Среди уральских поэтов, обращающихся к эпическим темам, Марьев вслед за Борисом Ручьевым и в большей степени, чем Татьяничева, представляет линию лирического эпоса.
Замечу, что хотя никому не дано предугадать, как отзовется то или иное слово, сказанное поэтом, но искреннее участие Марьева в творчестве молодых, его вера в будущее перенесли часть его творческой энергии в последующие поколения.
«Первым настоящим поэтом похвалившим мои отроческие стихи стал Борис Марьев», – вспоминает Любовь Ладейщикова.
И сама она, и другие поэты-сверстники Тамара Чунина, Альфред Гольд, Юрий Лобанцев, Вячеслав Терентьев, Владимир Кочкаренко, Герман Дробиз – все это индивидуальности, далекие от подражательства, самостоятельные, часто не согласные ни со своим былым старшим наставником, ни между собой, но сила в них общая. Когда-то присутствие в поэзии Марьева эту силу подпитывало.
«Своей эрудицией, смелостью суждений Марьев формировал нашу поэтическую культуру», – пишет Владимир Дагуров.
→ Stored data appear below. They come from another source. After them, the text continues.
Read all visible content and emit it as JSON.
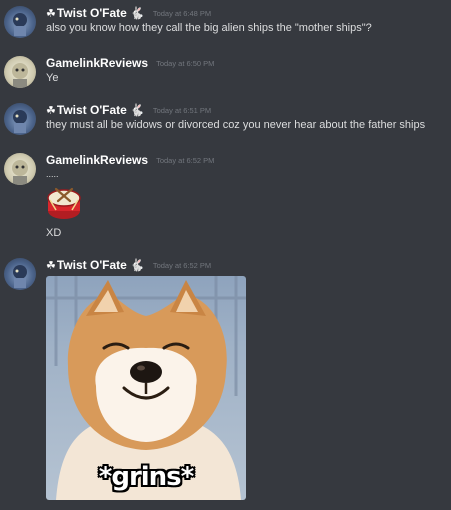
{
  "messages": [
    {
      "author": "Twist O'Fate",
      "flair": "☘",
      "badge": "🐇",
      "timestamp": "Today at 6:48 PM",
      "text": "also you know how they call the big alien ships the \"mother ships\"?"
    },
    {
      "author": "GamelinkReviews",
      "timestamp": "Today at 6:50 PM",
      "text": "Ye"
    },
    {
      "author": "Twist O'Fate",
      "flair": "☘",
      "badge": "🐇",
      "timestamp": "Today at 6:51 PM",
      "text": "they must all be widows or divorced coz you never hear about the father ships"
    },
    {
      "author": "GamelinkReviews",
      "timestamp": "Today at 6:52 PM",
      "text": ".....",
      "emoji": "drum",
      "text2": "XD"
    },
    {
      "author": "Twist O'Fate",
      "flair": "☘",
      "badge": "🐇",
      "timestamp": "Today at 6:52 PM",
      "image_caption": "*grins*"
    }
  ]
}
И все-таки, если говорить именно о поэтической судьбе самого Марьева – утверждаю: Марьев не устарел! Он не в прошлом, он в будущем. Его историзм – историзм культурологический, а не документальный. Да, вот здесь упомянут Ленин, тут Дзержинский, а положительным героем выведен Пугачев, если разобраться, фигура также весьма противоречивая. Но, постойте, Ленин-то экранный, Дзержинский с портрета, да и Пугачев, возможно, написан под влиянием пушкинской прозы. Вот такая мифологизация. Не далеко отходящая, кстати, от взглядов современных искусствоведов. Лев Аннинский тоже не раз писал о том, что в кинематографе шестидесятых обращение к образу Ленина было попыткой противопоставить сложившейся бюрократической системе живой, творческий подход к созданию государственного устройства.
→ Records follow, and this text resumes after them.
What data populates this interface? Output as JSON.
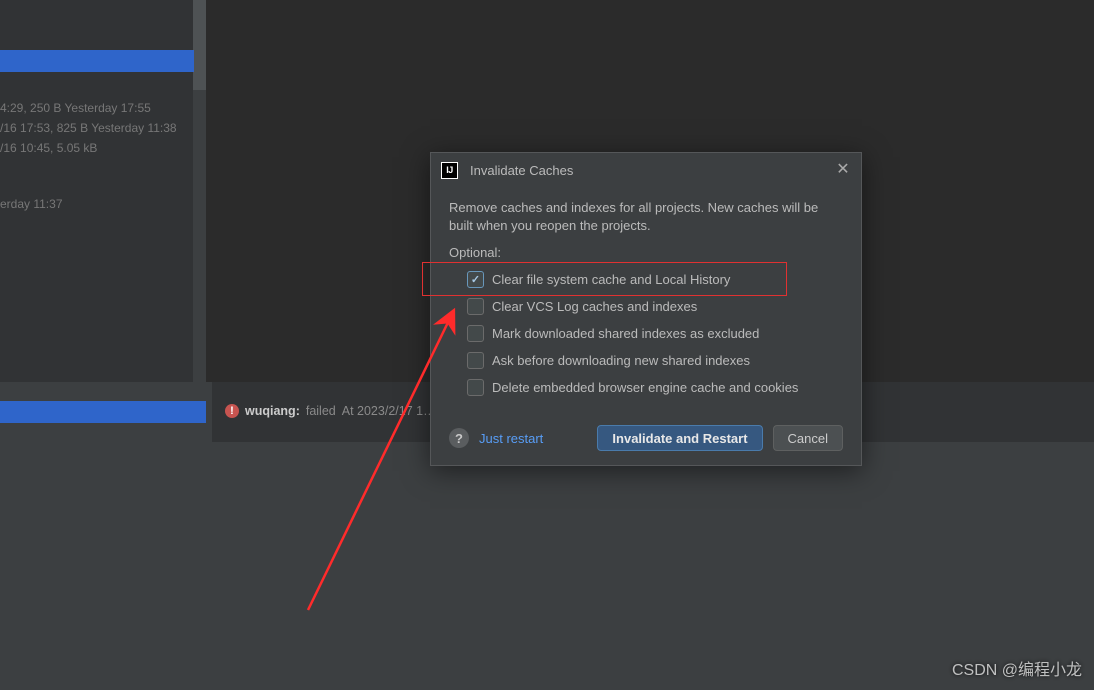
{
  "left_panel": {
    "file_lines": [
      "4:29, 250 B Yesterday 17:55",
      "/16 17:53, 825 B Yesterday 11:38",
      "/16 10:45, 5.05 kB"
    ],
    "extra_line": "erday 11:37"
  },
  "status": {
    "user": "wuqiang:",
    "state": "failed",
    "time": "At 2023/2/17 1…"
  },
  "dialog": {
    "title": "Invalidate Caches",
    "description": "Remove caches and indexes for all projects. New caches will be built when you reopen the projects.",
    "optional_label": "Optional:",
    "options": [
      {
        "label": "Clear file system cache and Local History",
        "checked": true
      },
      {
        "label": "Clear VCS Log caches and indexes",
        "checked": false
      },
      {
        "label": "Mark downloaded shared indexes as excluded",
        "checked": false
      },
      {
        "label": "Ask before downloading new shared indexes",
        "checked": false
      },
      {
        "label": "Delete embedded browser engine cache and cookies",
        "checked": false
      }
    ],
    "just_restart": "Just restart",
    "invalidate_button": "Invalidate and Restart",
    "cancel_button": "Cancel"
  },
  "watermark": "CSDN @编程小龙"
}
Таким же счастьем было для зрителей на спектакле Марка Захарова «Красные кони на синей траве» наблюдать, как не загримированный Олег Янковский играет вождя революции. Сенсацией казалось в эпоху позднего Брежнева видеть Ленина без картавости, лысины, бородки клинышком, а просто как молодого и мыслящего главу государства. Маска падала – оставалась личность. Не слишком ли смело?
Жизнь на гребне эмоций, на грани возможностей, думалось, что только такой метод существования может способствовать тем самым изменениям к лучшему, ради которых живет человек. Марьеву хочется заглянуть в глаза своим персонажам. « И в глазах у человека – синева, синева у человека на душе.» «С горечью гляжу в твои глаза, я-то знаю цену этой муки». «Ходят женщины с усталыми глазами, необласканные ходят по земле» Четкие, звучные, часто неожиданные рифмы Марьева («без грусти – по-русски», «утра – пестра», «нетерпеливой – крапивой», «мглисто – материнство») создают впечатление постоянно слышимого между строк сердечного ритма поэта.